“Vacuum Salesman”: The Tim Conway Sketch That Made America Cry-Laugh and Nearly Sent Carol Burnett Offstage

Viewers tuned in on what looked like a perfectly ordinary weekend evening.
A cozy 1970s living room, warm golden lighting, Carol Burnett in a bright red coat dusting her coffee table.
No one knew that in just a few seconds, the door behind her would open — and one of the most unhinged, iconic comedic disasters in TV history would begin.

This was “Vacuum Salesman,” the sketch where Tim Conway played perhaps the most hopeless, pitiful, unintentionally destructive vacuum cleaner salesman ever filmed… and a performance that absolutely destroyed the Carol Burnett Show on tape.


The worst sales pitch in the world — and comedy at its finest

Tim Conway May Be the Best Worst Vacuum Salesman in Funny Skit from Carol Burnett Show

Carol Burnett opens the door politely.
Tim Conway stands there in a brown suit, a massive vacuum strapped to his back, and a facial expression that can only be described as:

“Exhausted by life itself.”

From the first sentence, the audience erupts:

“Ma’am… I’m here to… uh… well… it’s a vacuum… sort of.”

He speaks like he doesn’t even want to sell the thing.
Carol looks at the tangled hose around his neck, the giant machine towering behind him — and the audience knows:

Chaos is inevitable.


A sales demonstration that becomes a slapstick nightmare

Within 60 seconds, Tim Conway has:

tangled himself in the vacuum hose
stepped on the switch and jumped when the machine roared to life
almost fallen off the chair
dropped multiple accessories
shoved the hose into the table instead of the floor
and made the vacuum produce noises so bizarre Carol nearly broke character

Carol tries desperately to keep a straight face — but anyone watching can see her shoulders shaking.

And when Tim tries to demonstrate the suction power by picking up a scrap of paper — only for it to fly back in his face — the audience explodes.
Carol has to turn away.


Harvey Korman: “I was dying backstage. He got me before I even walked out.”

Try not to laugh when Tim Conway tries to sell Vicki Lawrence a vacuum cleaner. It's nearly impossible!

Harvey enters halfway through as Carol’s son.
But backstage, he had already:

pinched himself

slapped his own cheeks

swallowed hard

…because Tim had already ruined him with the vacuum noises alone.

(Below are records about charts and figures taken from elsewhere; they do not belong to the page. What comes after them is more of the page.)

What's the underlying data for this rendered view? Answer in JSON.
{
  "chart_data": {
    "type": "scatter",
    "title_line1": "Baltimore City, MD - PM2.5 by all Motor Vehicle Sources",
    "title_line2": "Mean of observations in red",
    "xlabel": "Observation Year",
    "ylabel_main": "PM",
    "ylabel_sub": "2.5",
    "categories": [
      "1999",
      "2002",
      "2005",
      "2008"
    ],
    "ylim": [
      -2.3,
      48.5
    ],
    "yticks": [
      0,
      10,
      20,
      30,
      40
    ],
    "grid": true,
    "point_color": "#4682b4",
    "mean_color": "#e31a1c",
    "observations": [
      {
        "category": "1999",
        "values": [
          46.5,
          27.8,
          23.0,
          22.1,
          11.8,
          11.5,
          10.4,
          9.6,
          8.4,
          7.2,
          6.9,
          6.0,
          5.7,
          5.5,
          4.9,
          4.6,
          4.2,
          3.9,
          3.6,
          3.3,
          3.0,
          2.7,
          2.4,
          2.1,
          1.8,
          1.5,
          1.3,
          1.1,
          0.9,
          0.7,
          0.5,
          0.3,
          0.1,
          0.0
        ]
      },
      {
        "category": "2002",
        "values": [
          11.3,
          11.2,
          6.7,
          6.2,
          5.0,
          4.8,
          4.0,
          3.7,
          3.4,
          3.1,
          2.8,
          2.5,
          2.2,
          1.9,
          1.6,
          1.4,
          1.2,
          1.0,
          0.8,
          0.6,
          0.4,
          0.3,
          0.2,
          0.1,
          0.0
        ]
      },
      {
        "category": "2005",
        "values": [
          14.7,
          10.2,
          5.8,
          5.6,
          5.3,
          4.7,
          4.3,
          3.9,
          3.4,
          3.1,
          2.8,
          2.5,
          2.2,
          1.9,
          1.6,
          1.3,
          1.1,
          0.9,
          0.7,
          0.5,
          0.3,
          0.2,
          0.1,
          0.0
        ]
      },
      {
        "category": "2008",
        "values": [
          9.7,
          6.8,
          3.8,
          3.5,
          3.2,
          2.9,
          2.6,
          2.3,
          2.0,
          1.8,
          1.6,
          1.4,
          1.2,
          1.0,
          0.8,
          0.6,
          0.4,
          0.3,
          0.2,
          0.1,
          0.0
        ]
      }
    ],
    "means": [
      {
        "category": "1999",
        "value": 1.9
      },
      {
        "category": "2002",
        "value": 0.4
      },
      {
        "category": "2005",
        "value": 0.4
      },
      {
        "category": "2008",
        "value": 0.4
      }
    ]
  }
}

In his memoir, Harvey admitted:

“No one broke me like Tim Conway.
The moment I looked at him, I lost.”


What makes this sketch immortal isn’t the script — it’s Tim Conway’s total unpredictability

Tim Conway the Depressed Vacuum Salesman | The Carol Burnett Show - YouTube

Carol later revealed the original scene was supposed to last just over two minutes.
But Tim Conway began freestyling — and didn’t stop:

adding awkward pauses

inventing new stumbles

testing the vacuum on his own hand

letting himself get “emotionally devastated” by the slightest inconvenience

Carol Burnett said:

“We just let the cameras roll.
Tim created more than half that scene right there on the spot.”

No one dared call “cut.”
Everyone knew they were witnessing a once-in-a-lifetime moment.


Why “Vacuum Salesman” still goes viral in 2025

Because it delivers three rare ingredients that modern comedy often forgets:

✔ brilliant physical comedy

✔ genuine, unrehearsed reactions

✔ Tim Conway and Harvey Korman’s unmatched chemistry

No CGI.
No crude jokes.
No shock value.

Just a comedy genius doing what he did best —
and a partner helpless against him.

On YouTube and Facebook, comments still flood in:

“I laughed so hard I almost passed out.”
“Tim Conway = physical comedy perfection.”
“Carol trying not to laugh makes it even funnier.”
“This should be mandatory viewing in acting schools.”

Many fans say they rewatch it every year —
and still laugh like it’s the first time.


A timeless reminder of Tim Conway’s philosophy:

“If you can make someone laugh, you heal something in them.”

And with nothing more than a vacuum cleaner, a tangled hose, and his sad-puppy expression, Tim Conway healed the hearts of millions for over half a century.